It felt amazing returning to Wayanad, especially under such positive circumstances.
The coconut palms, tea estates, banana trees and rugged, pothole ridden roads are a welcome site after a long flight followed by a 4 hour train and 3 hour taxi ride.
Last time we were here, Hannah and I were splitting our time between volunteering on an organic tea farm and helping out at TGG Foundation's office. It's such a small, tight knit community which I know we have so much more to learn about.
And now we’re back to work with TGG Foundation on the very first RG Foundation project to build a Rural Development Hub and create more working opportunities for the people in the rural community, particularly women.
Although it's raining hard when we land, neither me nor Hannah can contain our beaming faces when we’re reunited with Laiju (Chairman and founder of TGG).
Laiju recently helped facilitate a piece of research into local community needs and gaps in service in the area where TGG operates, so he knows more than most how much of an impact this project could have.

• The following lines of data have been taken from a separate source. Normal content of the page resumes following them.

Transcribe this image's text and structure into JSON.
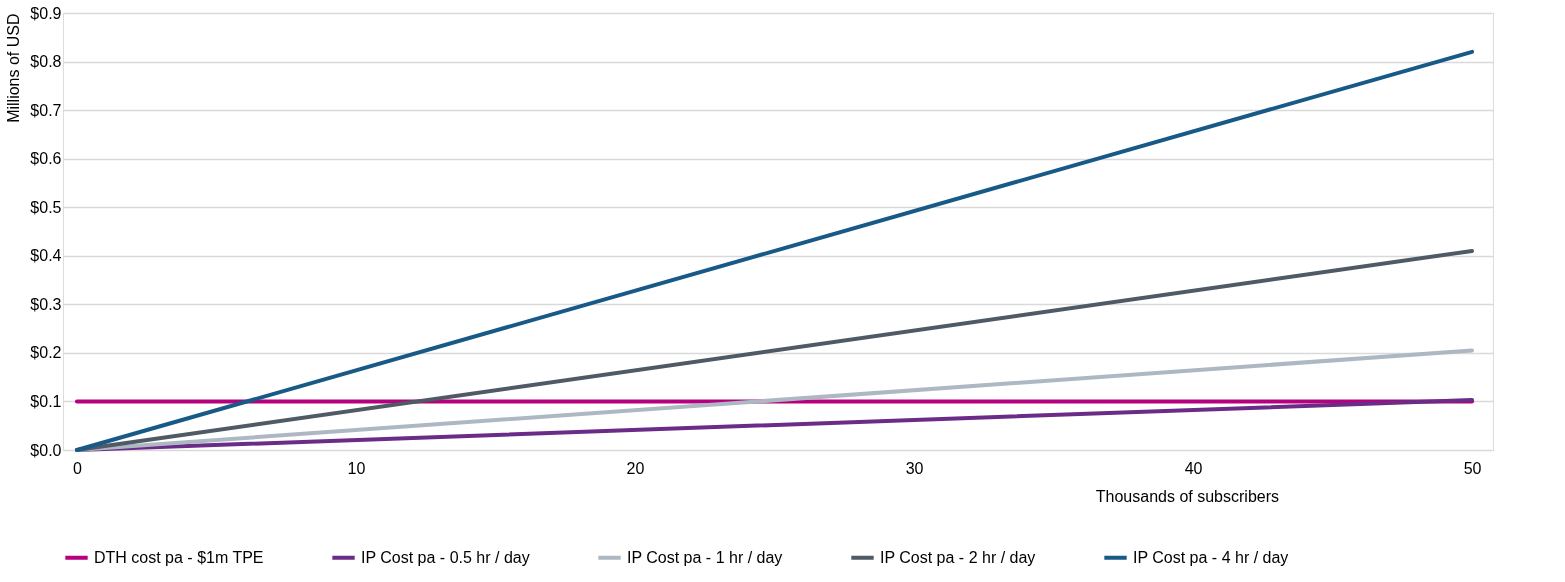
{
  "chart_data": {
    "type": "line",
    "xlabel": "Thousands of subscribers",
    "ylabel": "Millions of USD",
    "x": [
      0,
      50
    ],
    "series": [
      {
        "name": "DTH cost pa - $1m TPE",
        "color": "#b5007f",
        "values": [
          0.1,
          0.1
        ]
      },
      {
        "name": "IP Cost pa - 0.5 hr / day",
        "color": "#6b2c87",
        "values": [
          0,
          0.103
        ]
      },
      {
        "name": "IP Cost pa - 1 hr / day",
        "color": "#adb8c3",
        "values": [
          0,
          0.205
        ]
      },
      {
        "name": "IP Cost pa - 2 hr / day",
        "color": "#4f5a65",
        "values": [
          0,
          0.41
        ]
      },
      {
        "name": "IP Cost pa - 4 hr / day",
        "color": "#175a87",
        "values": [
          0,
          0.82
        ]
      }
    ],
    "xlim": [
      -0.5,
      50.75
    ],
    "xticks": [
      0,
      10,
      20,
      30,
      40,
      50
    ],
    "ylim": [
      0,
      0.9
    ],
    "yticks": [
      {
        "value": 0,
        "label": "$0.0"
      },
      {
        "value": 0.1,
        "label": "$0.1"
      },
      {
        "value": 0.2,
        "label": "$0.2"
      },
      {
        "value": 0.3,
        "label": "$0.3"
      },
      {
        "value": 0.4,
        "label": "$0.4"
      },
      {
        "value": 0.5,
        "label": "$0.5"
      },
      {
        "value": 0.6,
        "label": "$0.6"
      },
      {
        "value": 0.7,
        "label": "$0.7"
      },
      {
        "value": 0.8,
        "label": "$0.8"
      },
      {
        "value": 0.9,
        "label": "$0.9"
      }
    ],
    "grid": "y",
    "legend": "bottom",
    "marker": "none",
    "line_style": "solid"
  }
}
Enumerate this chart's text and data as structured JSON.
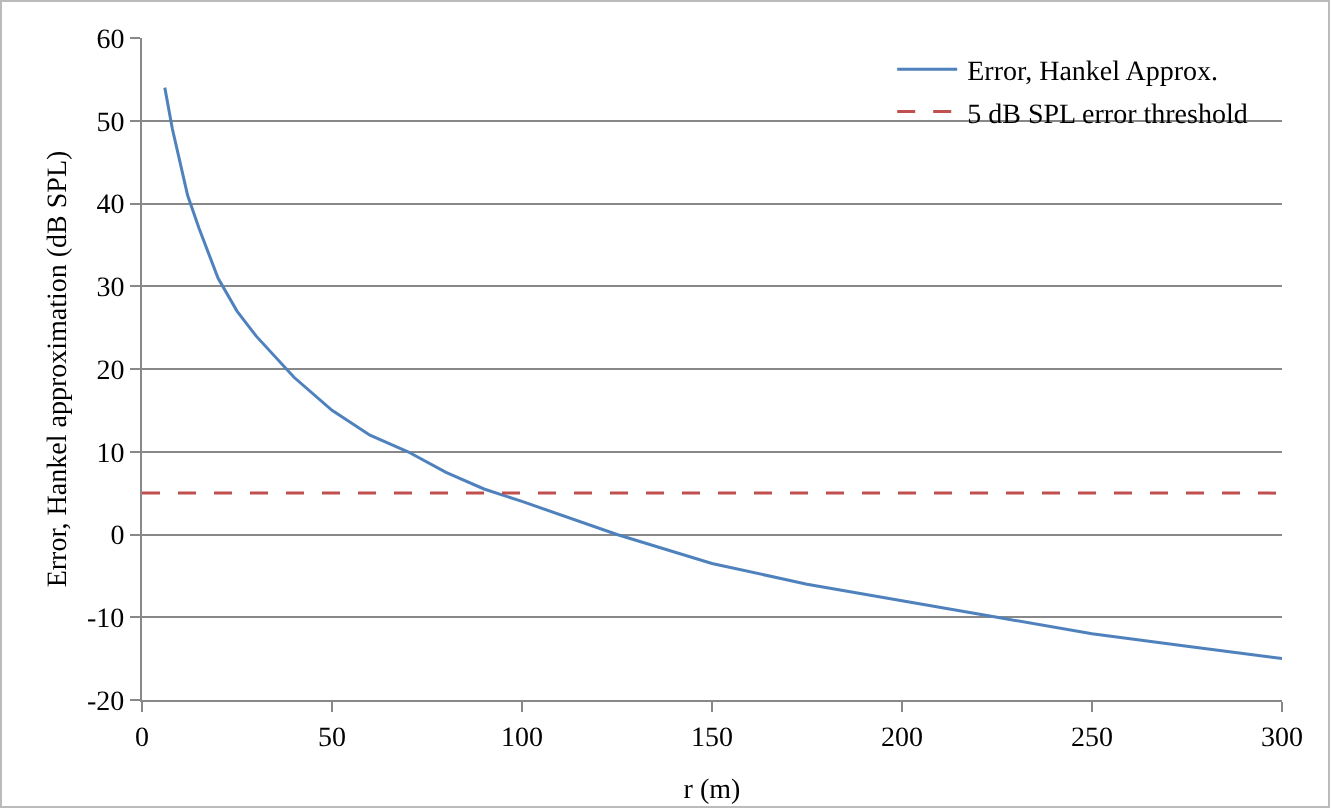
{
  "chart_data": {
    "type": "line",
    "xlabel": "r (m)",
    "ylabel": "Error, Hankel approximation (dB SPL)",
    "x": [
      6,
      8,
      10,
      12,
      15,
      20,
      25,
      30,
      40,
      50,
      60,
      70,
      80,
      90,
      100,
      125,
      150,
      175,
      200,
      225,
      250,
      275,
      300
    ],
    "series": [
      {
        "name": "Error, Hankel Approx.",
        "color": "#4f81bd",
        "values": [
          54,
          49,
          45,
          41,
          37,
          31,
          27,
          24,
          19,
          15,
          12,
          10,
          7.5,
          5.5,
          4,
          0,
          -3.5,
          -6,
          -8,
          -10,
          -12,
          -13.5,
          -15
        ]
      }
    ],
    "ref_lines": [
      {
        "axis": "y",
        "value": 5,
        "label": "5 dB SPL error threshold",
        "color": "#c0504d",
        "line_style": "dashed"
      }
    ],
    "xlim": [
      0,
      300
    ],
    "xticks": [
      0,
      50,
      100,
      150,
      200,
      250,
      300
    ],
    "ylim": [
      -20,
      60
    ],
    "yticks": [
      -20,
      -10,
      0,
      10,
      20,
      30,
      40,
      50,
      60
    ],
    "grid": "y",
    "legend": "top right",
    "marker": "none",
    "line_style": "solid"
  }
}
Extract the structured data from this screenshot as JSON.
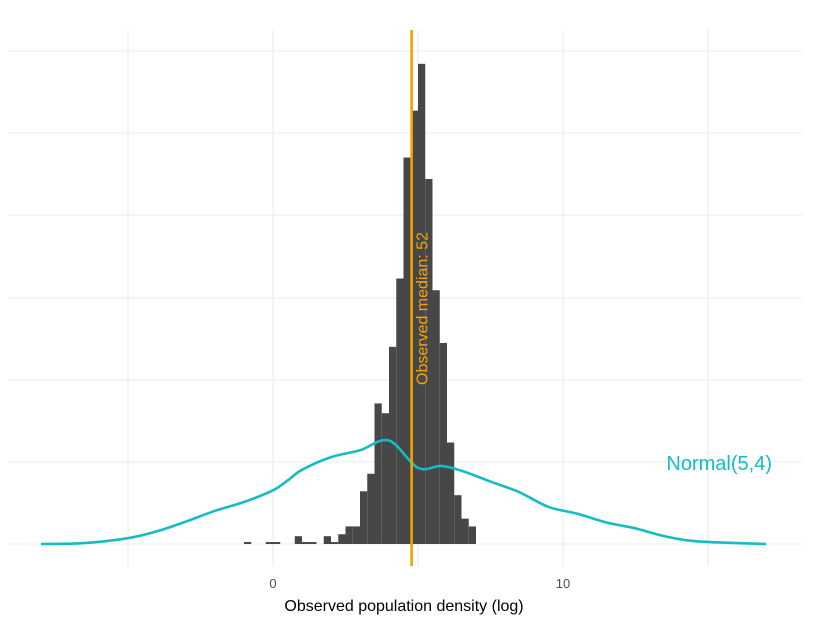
{
  "chart_data": {
    "type": "histogram",
    "title": "",
    "xlabel": "Observed population density (log)",
    "ylabel": "",
    "xlim": [
      -8,
      18
    ],
    "ylim": [
      0,
      1
    ],
    "x_ticks": [
      0,
      10
    ],
    "grid": true,
    "colors": {
      "bars": "#474747",
      "median": "#F5A300",
      "normal": "#15BCC4",
      "grid": "#ebebeb"
    },
    "histogram": {
      "bin_width": 0.25,
      "bins": [
        {
          "x0": -1.0,
          "y": 0.004
        },
        {
          "x0": -0.25,
          "y": 0.004
        },
        {
          "x0": 0.0,
          "y": 0.004
        },
        {
          "x0": 0.75,
          "y": 0.016
        },
        {
          "x0": 1.0,
          "y": 0.004
        },
        {
          "x0": 1.25,
          "y": 0.004
        },
        {
          "x0": 1.75,
          "y": 0.016
        },
        {
          "x0": 2.0,
          "y": 0.004
        },
        {
          "x0": 2.25,
          "y": 0.02
        },
        {
          "x0": 2.5,
          "y": 0.036
        },
        {
          "x0": 2.75,
          "y": 0.036
        },
        {
          "x0": 3.0,
          "y": 0.108
        },
        {
          "x0": 3.25,
          "y": 0.144
        },
        {
          "x0": 3.5,
          "y": 0.288
        },
        {
          "x0": 3.75,
          "y": 0.268
        },
        {
          "x0": 4.0,
          "y": 0.404
        },
        {
          "x0": 4.25,
          "y": 0.544
        },
        {
          "x0": 4.5,
          "y": 0.792
        },
        {
          "x0": 4.75,
          "y": 0.888
        },
        {
          "x0": 5.0,
          "y": 0.984
        },
        {
          "x0": 5.25,
          "y": 0.748
        },
        {
          "x0": 5.5,
          "y": 0.52
        },
        {
          "x0": 5.75,
          "y": 0.412
        },
        {
          "x0": 6.0,
          "y": 0.208
        },
        {
          "x0": 6.25,
          "y": 0.1
        },
        {
          "x0": 6.5,
          "y": 0.052
        },
        {
          "x0": 6.75,
          "y": 0.036
        }
      ]
    },
    "normal_curve": {
      "label": "Normal(5,4)",
      "points": [
        [
          -8,
          0.0
        ],
        [
          -6.5,
          0.002
        ],
        [
          -5,
          0.012
        ],
        [
          -4,
          0.026
        ],
        [
          -3,
          0.046
        ],
        [
          -2,
          0.068
        ],
        [
          -1,
          0.086
        ],
        [
          0,
          0.11
        ],
        [
          0.5,
          0.13
        ],
        [
          1,
          0.152
        ],
        [
          2,
          0.178
        ],
        [
          3,
          0.192
        ],
        [
          4,
          0.212
        ],
        [
          5,
          0.156
        ],
        [
          5.8,
          0.16
        ],
        [
          6.5,
          0.15
        ],
        [
          7.5,
          0.128
        ],
        [
          8.5,
          0.106
        ],
        [
          9.5,
          0.076
        ],
        [
          10.5,
          0.062
        ],
        [
          11.5,
          0.044
        ],
        [
          12.5,
          0.032
        ],
        [
          13.5,
          0.016
        ],
        [
          14.5,
          0.006
        ],
        [
          16,
          0.002
        ],
        [
          17,
          0.0
        ]
      ]
    },
    "median": {
      "x": 4.78,
      "label": "Observed median: 52"
    }
  }
}
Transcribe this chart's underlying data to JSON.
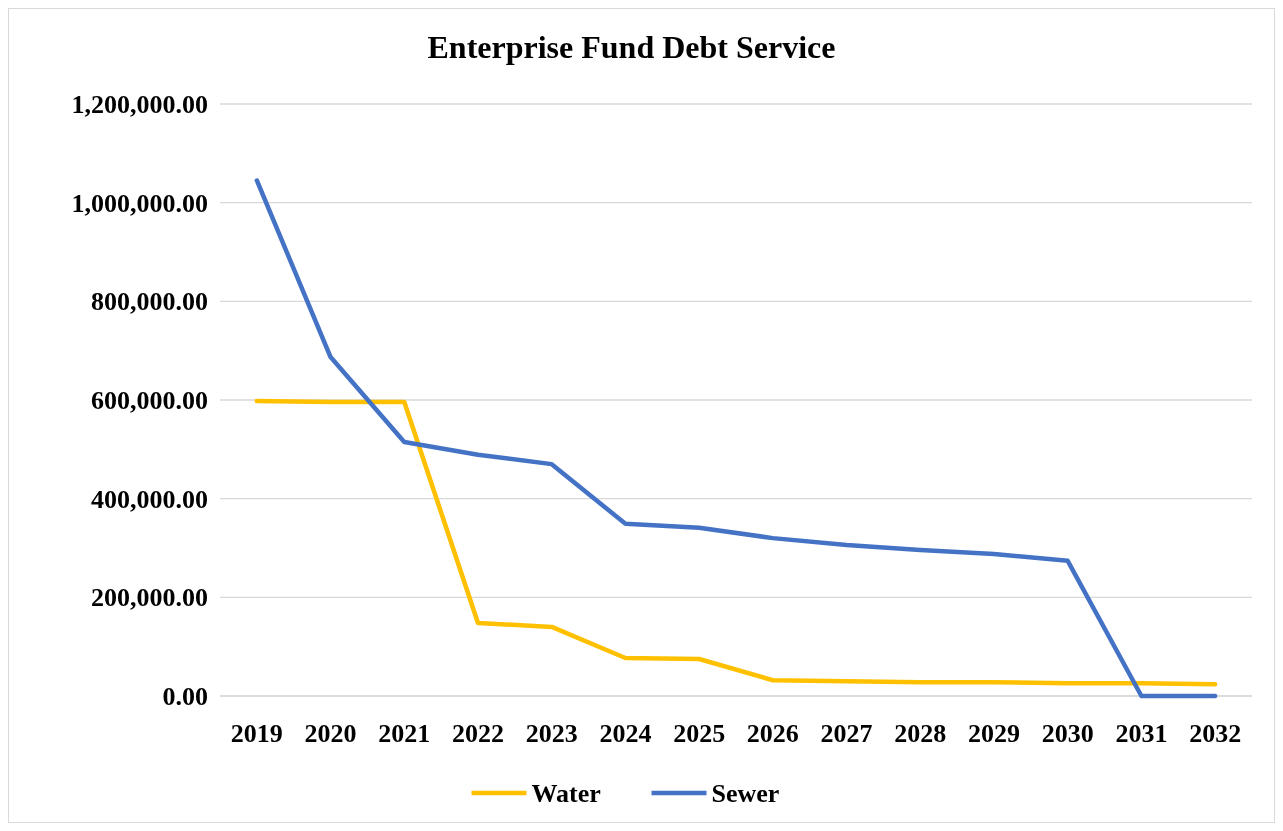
{
  "chart_data": {
    "type": "line",
    "title": "Enterprise Fund Debt Service",
    "categories": [
      "2019",
      "2020",
      "2021",
      "2022",
      "2023",
      "2024",
      "2025",
      "2026",
      "2027",
      "2028",
      "2029",
      "2030",
      "2031",
      "2032"
    ],
    "series": [
      {
        "name": "Water",
        "color": "#ffc000",
        "values": [
          598000,
          596000,
          596000,
          148000,
          140000,
          77000,
          75000,
          32000,
          30000,
          28000,
          28000,
          26000,
          26000,
          24000
        ]
      },
      {
        "name": "Sewer",
        "color": "#4472c4",
        "values": [
          1045000,
          687000,
          515000,
          489000,
          470000,
          349000,
          341000,
          320000,
          306000,
          296000,
          288000,
          274000,
          0,
          0
        ]
      }
    ],
    "ylim": [
      0,
      1200000
    ],
    "yticks": [
      {
        "value": 0,
        "label": "0.00"
      },
      {
        "value": 200000,
        "label": "200,000.00"
      },
      {
        "value": 400000,
        "label": "400,000.00"
      },
      {
        "value": 600000,
        "label": "600,000.00"
      },
      {
        "value": 800000,
        "label": "800,000.00"
      },
      {
        "value": 1000000,
        "label": "1,000,000.00"
      },
      {
        "value": 1200000,
        "label": "1,200,000.00"
      }
    ],
    "grid": "y",
    "legend": "bottom",
    "marker": "none",
    "line_style": "solid"
  }
}
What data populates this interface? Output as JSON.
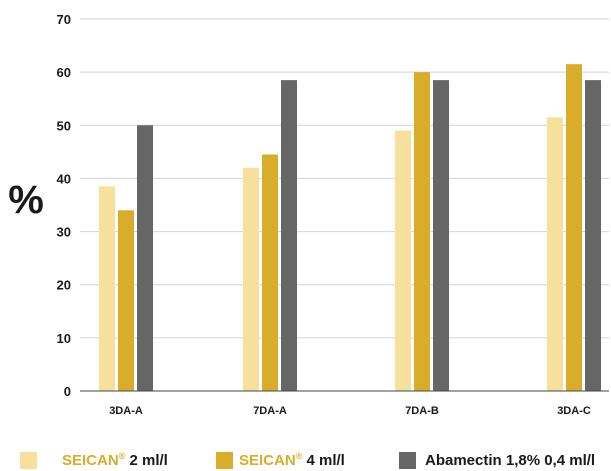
{
  "chart_data": {
    "type": "bar",
    "ylabel": "%",
    "ylim": [
      0,
      70
    ],
    "yticks": [
      "0",
      "10",
      "20",
      "30",
      "40",
      "50",
      "60",
      "70"
    ],
    "grid": true,
    "legend_position": "bottom",
    "categories": [
      "3DA-A",
      "7DA-A",
      "7DA-B",
      "3DA-C"
    ],
    "series": [
      {
        "name": "SEICAN® 2 ml/l",
        "color": "#f7e09b",
        "values": [
          38.5,
          42,
          49,
          51.5
        ]
      },
      {
        "name": "SEICAN® 4 ml/l",
        "color": "#d9ac2a",
        "values": [
          34,
          44.5,
          60,
          61.5
        ]
      },
      {
        "name": "Abamectin 1,8% 0,4 ml/l",
        "color": "#666666",
        "values": [
          50,
          58.5,
          58.5,
          58.5
        ]
      }
    ]
  },
  "legend": {
    "items": [
      {
        "brand": "SEICAN",
        "reg": "®",
        "rest": " 2 ml/l",
        "color": "#f7e09b"
      },
      {
        "brand": "SEICAN",
        "reg": "®",
        "rest": " 4 ml/l",
        "color": "#d9ac2a"
      },
      {
        "brand": "",
        "reg": "",
        "rest": "Abamectin 1,8% 0,4 ml/l",
        "color": "#666666"
      }
    ]
  }
}
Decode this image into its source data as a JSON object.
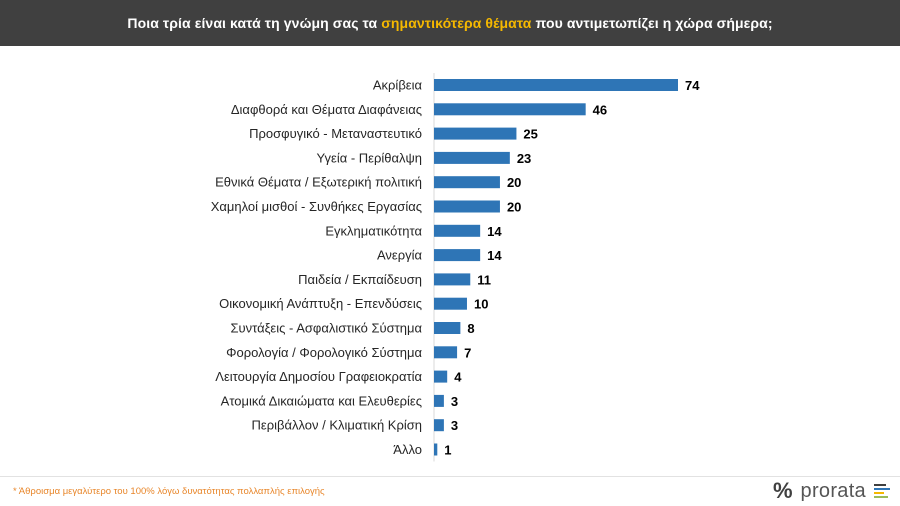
{
  "header": {
    "title_pre": "Ποια τρία είναι κατά τη γνώμη σας τα ",
    "title_highlight": "σημαντικότερα θέματα",
    "title_post": " που αντιμετωπίζει η χώρα σήμερα;"
  },
  "colors": {
    "header_bg": "#404040",
    "highlight": "#f5b800",
    "bar": "#2e75b6",
    "footnote": "#e8862a"
  },
  "chart_data": {
    "type": "bar",
    "orientation": "horizontal",
    "title": "Ποια τρία είναι κατά τη γνώμη σας τα σημαντικότερα θέματα που αντιμετωπίζει η χώρα σήμερα;",
    "categories": [
      "Ακρίβεια",
      "Διαφθορά και Θέματα Διαφάνειας",
      "Προσφυγικό - Μεταναστευτικό",
      "Υγεία - Περίθαλψη",
      "Εθνικά Θέματα / Εξωτερική πολιτική",
      "Χαμηλοί μισθοί - Συνθήκες Εργασίας",
      "Εγκληματικότητα",
      "Ανεργία",
      "Παιδεία / Εκπαίδευση",
      "Οικονομική Ανάπτυξη - Επενδύσεις",
      "Συντάξεις - Ασφαλιστικό Σύστημα",
      "Φορολογία / Φορολογικό Σύστημα",
      "Λειτουργία Δημοσίου  Γραφειοκρατία",
      "Ατομικά Δικαιώματα και Ελευθερίες",
      "Περιβάλλον / Κλιματική Κρίση",
      "Άλλο"
    ],
    "values": [
      74,
      46,
      25,
      23,
      20,
      20,
      14,
      14,
      11,
      10,
      8,
      7,
      4,
      3,
      3,
      1
    ],
    "xlim": [
      0,
      80
    ],
    "grid": false,
    "legend": "none",
    "data_labels": true
  },
  "footer": {
    "note": "* Άθροισμα μεγαλύτερο του 100% λόγω δυνατότητας πολλαπλής επιλογής",
    "logo_symbol": "%",
    "logo_text": "prorata",
    "logo_bar_colors": [
      "#404040",
      "#2e75b6",
      "#f5b800",
      "#9bbb59"
    ]
  }
}
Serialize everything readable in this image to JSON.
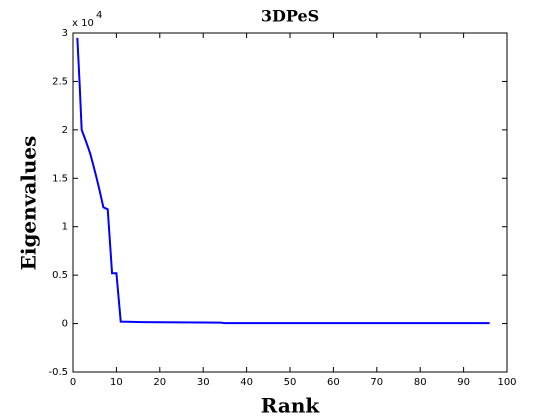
{
  "chart_data": {
    "type": "line",
    "title": "3DPeS",
    "x_label": "Rank",
    "y_label": "Eigenvalues",
    "y_exponent_prefix": "x 10",
    "y_exponent": "4",
    "x": [
      1,
      1.5,
      2,
      3,
      4,
      5,
      6,
      7,
      8,
      9,
      10,
      11,
      16,
      34,
      35,
      96
    ],
    "series": [
      {
        "name": "Eigenvalues",
        "color": "#0000ff",
        "values": [
          2.95,
          2.5,
          2.0,
          1.88,
          1.75,
          1.58,
          1.4,
          1.2,
          1.18,
          0.52,
          0.52,
          0.02,
          0.015,
          0.01,
          0.005,
          0.005
        ]
      }
    ],
    "xlim": [
      0,
      100
    ],
    "xticks": [
      0,
      10,
      20,
      30,
      40,
      50,
      60,
      70,
      80,
      90,
      100
    ],
    "ylim": [
      -0.5,
      3
    ],
    "yticks": [
      -0.5,
      0,
      0.5,
      1,
      1.5,
      2,
      2.5,
      3
    ],
    "grid": false
  }
}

We’re also reunited with the rest of the TGG team at their temporary office complex. A small team of mainly women who have now formed a Self Help Group and a type of micro credit system to take more control over their lives.
There are some new faces, which is great to see. We sit down for a traditional lunch of Sambar (vegetable curry), chamundi (coconut chutney) and thick Keralan rice. It feels like we never left.
Later Laiju takes us to the house we’ll be living in for the duration of the project (around a year). It's a ground floor flat about a 10 minute walk from TGG passing a small Catholic shrine and a valley overlooking the famously beautiful Nilgiri Hills. The UNESCO approved Edakkal caves looms over us in the distance.
Our new accommodation has everything we’ll need. A bed, gas burner, washroom and TV (with BBC World News and a couple of movie channels). The only thing we don't have is running hot water and Wifi. The latter we’ll hope to remedy soon.
Our neighbours notice our arrival and we introduce ourselves. Most of them speak only Malayalam so we wave our hands around and smile a lot. I'm not sure if we’re able to get across the purpose for our visit, but everyone is really friendly.
Above us lives a young family. Their eldest daughter, 10-year-old Marabeeka, brings us some freshly made Idlis (a Keralan breakfast dish – a bit like dumplings but in the shape of flying saucers) and more sambar – delicious! A man walks past our house pulling a huge cow on a rope. He grins and smiles at us with red betel-stained teeth.
Over the next months, Hannah and I want to work hard to become part of the community. The language barrier is our most obvious challenge. European visitors are extremely rare in this part of Kerala and for many of the people living near us, we’re the first that they’ll have met.
Once we’re settled, the work begins; Laiju, Hannah and I will start bringing together our ideas for how we can get this project done. There's a long way to go, but we’re all determined.